The Obsessive-Compulsive's Guide to Stopping Junk Mail
By Colin Beavan aka No Impact Man.
Five years ago, I bought my step-mother Beth some flower bulbs. The company has sent me two catalogs a year ever since. The product pushers discovered that my daughter Isabella was born but not that she has since aged two years, so we get piles of completely useless baby wear catalogs.
Do I ever look at these bundles of the coagulated flesh of dead trees? Uh, no. Do you?
According to the Native Forest Network guide to stopping junk mail, 100 million trees are ground up each year to make junk mail. Um, didn't somebody mention that tearing down trees is contributing to global warming?
All in the interests of our economy—right?—except that 44 percent of junk mail gets trashed without ever being opened. Together with other types of paper and paperboard waste, the junk mail adds up to 40% of the solid waste in our landfills.

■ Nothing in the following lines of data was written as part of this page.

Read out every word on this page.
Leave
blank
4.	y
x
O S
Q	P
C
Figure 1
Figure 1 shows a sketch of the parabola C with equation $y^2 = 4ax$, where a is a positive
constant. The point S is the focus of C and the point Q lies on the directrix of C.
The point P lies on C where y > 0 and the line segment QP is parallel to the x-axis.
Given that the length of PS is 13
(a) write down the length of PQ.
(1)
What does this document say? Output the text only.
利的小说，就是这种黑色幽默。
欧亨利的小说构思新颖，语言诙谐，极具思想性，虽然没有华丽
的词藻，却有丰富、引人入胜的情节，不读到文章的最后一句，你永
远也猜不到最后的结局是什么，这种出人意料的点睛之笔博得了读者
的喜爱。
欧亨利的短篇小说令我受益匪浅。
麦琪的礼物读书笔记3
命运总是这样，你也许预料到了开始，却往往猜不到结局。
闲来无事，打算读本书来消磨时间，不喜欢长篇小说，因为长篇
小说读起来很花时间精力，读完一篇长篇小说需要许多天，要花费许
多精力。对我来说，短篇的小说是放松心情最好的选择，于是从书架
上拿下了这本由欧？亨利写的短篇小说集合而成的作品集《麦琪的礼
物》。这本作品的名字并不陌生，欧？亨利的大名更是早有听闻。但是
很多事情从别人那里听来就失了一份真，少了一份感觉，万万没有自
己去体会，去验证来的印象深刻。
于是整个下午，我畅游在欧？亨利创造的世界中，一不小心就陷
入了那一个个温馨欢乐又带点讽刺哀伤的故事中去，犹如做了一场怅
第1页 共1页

So here's what I've done to stop the tree killers and keep their trash out of my bin. And believe me, it's a battle:
1. All the junk mail, including that with plastic windows in the envelopes, goes in the recycling bin. For a guide to recycling in your community, go here.
2. I got my name off the credit card and insurance offer lists by going to the credit bureaus' centralized service for opting out.
3. I spent a dollar—swear to God, that's the price—to sign onto the Direct Marketing Association's Mail Preference Service, which reportedly will reduce my junk mail by 75%.
4. I began calling the 800 number on the catalogs and asking them to take me off their lists.
5. After all this, my junk mail reduced but not vanished. BUT I WILL STOP THEM! I'm now trying a paid service called Green Dimes, which promises to get rid of junk mail for $36 a year (one green dime a day). If Green Dimes does what it claims, parting with the cash means you don't have to take all the steps above (except recycling, of course!), because Green Dimes does it for you.
6. Okay, so getting rid of junk mail is harder than getting rid of bed bugs. It turns out that none of this will stop catalogs from companies you have bought from. Can you believe it? So one last step. Join Catalog Choice, a service that allows you to opt out of catalog mailings, by entering your customer number, even from companies you bought from.
After that, you should be good. But remember: don't step on the cracks.